KUDOS to Qwest! (Glad they're my phone co.!)

  1. For refusing to give up it customers' phone records without a subpoena.


    Qwest Refuses To Give Customer Records To NSA

    (CBS4) DENVER The government could be tracking the phone calls you're making.

    Phone companies, including AT&T and Verizon, have handed over millions of customer records to the National Security Agency.

    There's fierce debate over the practice and Denver-based Qwest Communications has refused to take part.

    According to the report in USA Today, Qwest is the only major telecom company that said it would not hand over its customer’s phone records without a court order.

    USA Today reported the phone records of ordinary Americans were secretly handed over to the NSA.

    A database was built without the knowledge of the secret court established by Congress.

    "The president has chosen to ignore all of those procedures as well as the procedures established in the recent Patriot Act amendments," University of Denver law professor John Soma said.

    President Bush said the government is trying to do everything within the law to prevent another terrorist attack.

    "We're not mining or trolling through the personal lives of millions of innocent Americans,” the President said. “Our efforts are focused on links to al Qaeda and their known affiliates."

    Qwest's spokesman in Denver said the company will not comment on matters related to national security.

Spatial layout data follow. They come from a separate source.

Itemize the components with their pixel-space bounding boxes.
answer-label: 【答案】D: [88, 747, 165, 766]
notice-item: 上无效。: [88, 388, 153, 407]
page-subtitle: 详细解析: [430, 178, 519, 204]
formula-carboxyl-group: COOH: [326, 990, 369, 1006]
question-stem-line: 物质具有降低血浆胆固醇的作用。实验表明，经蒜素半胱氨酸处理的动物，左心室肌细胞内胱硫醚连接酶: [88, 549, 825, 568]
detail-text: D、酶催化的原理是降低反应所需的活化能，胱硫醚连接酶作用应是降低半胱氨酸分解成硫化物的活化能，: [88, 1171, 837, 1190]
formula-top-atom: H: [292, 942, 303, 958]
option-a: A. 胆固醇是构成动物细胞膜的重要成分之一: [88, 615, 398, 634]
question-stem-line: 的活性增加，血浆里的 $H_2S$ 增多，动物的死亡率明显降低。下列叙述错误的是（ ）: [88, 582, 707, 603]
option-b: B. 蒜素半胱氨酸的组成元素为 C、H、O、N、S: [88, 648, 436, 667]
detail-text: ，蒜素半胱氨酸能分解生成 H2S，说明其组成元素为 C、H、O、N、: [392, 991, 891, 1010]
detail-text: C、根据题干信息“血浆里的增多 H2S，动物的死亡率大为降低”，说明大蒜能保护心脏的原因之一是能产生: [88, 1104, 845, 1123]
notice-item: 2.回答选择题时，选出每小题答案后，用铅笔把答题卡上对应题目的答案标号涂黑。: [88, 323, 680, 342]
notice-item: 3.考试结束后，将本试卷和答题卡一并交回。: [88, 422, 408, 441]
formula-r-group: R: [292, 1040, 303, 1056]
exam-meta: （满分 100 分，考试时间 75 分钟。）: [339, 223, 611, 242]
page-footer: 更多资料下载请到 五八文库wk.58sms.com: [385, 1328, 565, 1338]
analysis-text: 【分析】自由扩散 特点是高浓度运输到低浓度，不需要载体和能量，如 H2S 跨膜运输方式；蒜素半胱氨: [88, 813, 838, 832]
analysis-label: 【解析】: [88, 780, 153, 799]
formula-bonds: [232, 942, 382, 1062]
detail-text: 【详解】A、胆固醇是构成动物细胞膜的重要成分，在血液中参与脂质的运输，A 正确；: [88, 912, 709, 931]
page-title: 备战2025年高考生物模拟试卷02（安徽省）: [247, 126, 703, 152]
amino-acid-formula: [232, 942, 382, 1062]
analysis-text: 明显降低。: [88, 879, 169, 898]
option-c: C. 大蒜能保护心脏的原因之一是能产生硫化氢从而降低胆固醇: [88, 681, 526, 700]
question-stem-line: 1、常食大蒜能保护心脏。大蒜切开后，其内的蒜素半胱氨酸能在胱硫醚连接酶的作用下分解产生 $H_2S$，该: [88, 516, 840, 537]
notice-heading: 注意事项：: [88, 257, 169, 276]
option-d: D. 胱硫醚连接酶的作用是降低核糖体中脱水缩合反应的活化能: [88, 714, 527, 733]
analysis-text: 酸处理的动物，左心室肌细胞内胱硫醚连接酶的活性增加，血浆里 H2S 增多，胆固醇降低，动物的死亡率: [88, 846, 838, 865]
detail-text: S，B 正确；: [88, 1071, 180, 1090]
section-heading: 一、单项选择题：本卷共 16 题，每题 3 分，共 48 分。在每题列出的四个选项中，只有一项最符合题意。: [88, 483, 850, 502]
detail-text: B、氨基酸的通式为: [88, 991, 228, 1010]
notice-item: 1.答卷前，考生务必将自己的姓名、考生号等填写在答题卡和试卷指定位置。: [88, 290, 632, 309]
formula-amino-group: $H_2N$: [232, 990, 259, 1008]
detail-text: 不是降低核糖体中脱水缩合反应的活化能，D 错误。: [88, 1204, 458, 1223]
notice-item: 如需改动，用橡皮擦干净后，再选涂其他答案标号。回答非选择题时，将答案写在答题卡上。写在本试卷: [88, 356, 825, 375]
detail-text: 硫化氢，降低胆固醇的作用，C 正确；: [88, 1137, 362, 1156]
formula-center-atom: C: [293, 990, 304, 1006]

    "Qwest is clearly the gold standard of privacy,” Soma, who is also a retired Air Force Lieutenant Colonel and head of the Privacy Foundation, said. “Their actions are the epitome of what corporations should be doing in protecting the privacy of their customers."

    In downtown Denver there are varying opinions on whether the ends justify the means.

    "If they can take a phone number back to a terrorist and get into their place where they live or where they're having their headquarters, I think it's great," a woman on 16th Street Mall said.

    A man on the mall said "Maybe the people that have it now think it's a very good idea and they'll do the right thing, but maybe you get somebody else in that has a totally different idea of how it should be used."

    Eavesdropping was not said to be a part of this program by the NSA, nor were customer’s names and addresses revealed.

    Some security experts believe the NSA may soon target cell phone calls, e-mails, and instant messages.